Pelatihan yang dilakukan oleh panitia berdasarkan biaya yang dikeluarkan dari Dana APBG tahun 2024, dalam acara tersebut diikuti oleh seratusan Aparatur Pemerintahan Gampong di Kecamatan Pidie.
Sebanyak 64 gampong di Kecamatan Pidie, yang mengikuti pelatihan tersebut hanya 38 gampang, sedangkan 26 gampong tidak mengikuti acara pelatihan.
Ketua Badan Kerja Sama Antar Desa (BKAD) Kecamatan Pidie, Zulkarnaini mengatakan, kegiatan tersebut digelar dalam sehari penuh yang berlangsung di Aula Diklat Kabupaten Pidie.

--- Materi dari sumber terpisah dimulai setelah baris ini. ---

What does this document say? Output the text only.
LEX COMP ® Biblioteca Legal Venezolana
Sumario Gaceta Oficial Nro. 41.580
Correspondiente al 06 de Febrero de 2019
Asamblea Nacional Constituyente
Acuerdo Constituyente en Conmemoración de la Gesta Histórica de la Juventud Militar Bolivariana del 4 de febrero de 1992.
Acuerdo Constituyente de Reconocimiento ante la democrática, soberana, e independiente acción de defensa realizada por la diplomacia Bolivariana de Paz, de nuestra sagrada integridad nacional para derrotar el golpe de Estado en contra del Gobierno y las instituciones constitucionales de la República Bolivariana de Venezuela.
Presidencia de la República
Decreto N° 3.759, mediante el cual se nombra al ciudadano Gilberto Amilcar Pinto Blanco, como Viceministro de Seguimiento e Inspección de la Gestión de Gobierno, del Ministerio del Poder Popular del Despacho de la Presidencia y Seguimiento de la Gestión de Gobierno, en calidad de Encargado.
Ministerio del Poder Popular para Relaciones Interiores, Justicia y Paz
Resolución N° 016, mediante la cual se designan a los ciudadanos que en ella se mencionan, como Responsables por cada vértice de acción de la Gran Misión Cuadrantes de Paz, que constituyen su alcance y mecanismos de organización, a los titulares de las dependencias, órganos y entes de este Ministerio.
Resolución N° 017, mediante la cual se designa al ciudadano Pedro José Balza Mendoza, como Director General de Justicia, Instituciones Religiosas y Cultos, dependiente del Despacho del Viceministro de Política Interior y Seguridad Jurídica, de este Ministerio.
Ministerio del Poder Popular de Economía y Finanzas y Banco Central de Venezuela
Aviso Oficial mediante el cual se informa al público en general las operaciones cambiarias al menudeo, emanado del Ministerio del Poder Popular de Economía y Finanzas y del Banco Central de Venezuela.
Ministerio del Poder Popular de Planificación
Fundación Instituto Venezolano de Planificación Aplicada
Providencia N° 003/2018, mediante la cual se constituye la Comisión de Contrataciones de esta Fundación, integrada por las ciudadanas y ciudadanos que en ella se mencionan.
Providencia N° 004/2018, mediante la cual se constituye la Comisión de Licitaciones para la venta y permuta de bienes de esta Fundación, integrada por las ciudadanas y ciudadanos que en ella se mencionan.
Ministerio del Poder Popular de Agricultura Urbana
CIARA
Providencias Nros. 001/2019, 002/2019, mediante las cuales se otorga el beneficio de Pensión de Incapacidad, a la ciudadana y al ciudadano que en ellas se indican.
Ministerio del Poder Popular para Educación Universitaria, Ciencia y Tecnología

Untuk memudahkan penyampaian, Panitia membagikan peserta dua lokal.

“Acara itu terdiri enam pemateri dari lembaga pemerintah secara bergantian memaparkan regulasi yang menjadi pedoman bagi para pemerintahan gampong agar terhindar dari jeratan hukum,” katanya.

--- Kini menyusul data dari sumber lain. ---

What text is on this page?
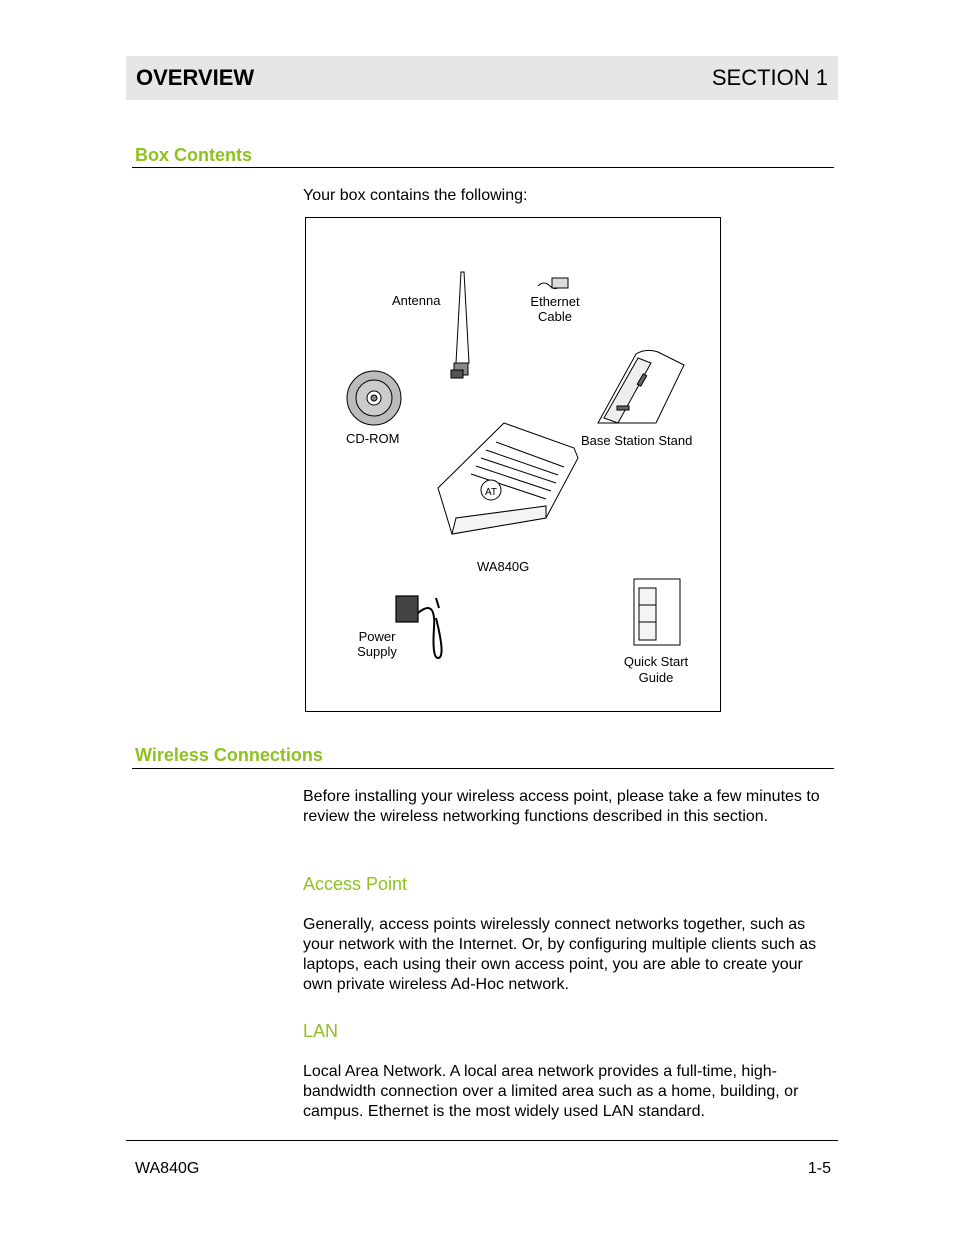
OVERVIEW	SECTION 1
Box Contents
Your box contains the following:
AT
Antenna	Ethernet
Cable
CD-ROM	Base Station Stand
WA840G
Power
Supply
Quick Start
Guide
Wireless Connections
Before installing your wireless access point, please take a few minutes to review the wireless networking functions described in this section.
Access Point
Generally, access points wirelessly connect networks together, such as your network with the Internet. Or, by configuring multiple clients such as laptops, each using their own access point, you are able to create your own private wireless Ad-Hoc network.
LAN
Local Area Network. A local area network provides a full-time, high-bandwidth connection over a limited area such as a home, building, or campus. Ethernet is the most widely used LAN standard.
WA840G	1-5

Kemudian Ia juga menyampaikan, bahwa pemateri pelatihan tersebut terdiri dari Kadis DPMG Kabupaten Pidie, Wahidin, Sekretaris Inspektorat Pidie, Munandar, Kasi Hukum Polres Pidie, AKP Mursal, Camat Pidie, Mahdi, Pakar Hukum dari Unigha, Umar Mahdi dan Kapolsek Pidie, AKP Sukrizal.

“Kegiatan pelatihan hukum biaya yang telah dianggarkan dari dana APBG tahun 2024 hanya 38 Gampong saja, sedangkan 28 gampang tidak mengikuti karna tidak dianggarkan dana,” tutur Zulkarnaini.
Ia menambahkan, pihaknya peserta terdiri dari unsur Keuchik, Perangkat Gampong dan Tuha Puet Gampong (TPG) mengikuti bimbingan mulai pukul 8:00 wib hingga pukul 18:00 wib. Kegiatan dibuka Camat Pidie, Mahdi. Bahkan peserta selain disediakan baju dan makan, panitia juga memberikan akomodasi dan transportasi.
“Kita berharap dengan adanya pelatihan ini dapat menambah wawasan bagi para Keuchik dan perangkat Gampong dalan mengelola dana desa sehingga terhindar dari penyelewengan,” tutup Ketua BKAD.
.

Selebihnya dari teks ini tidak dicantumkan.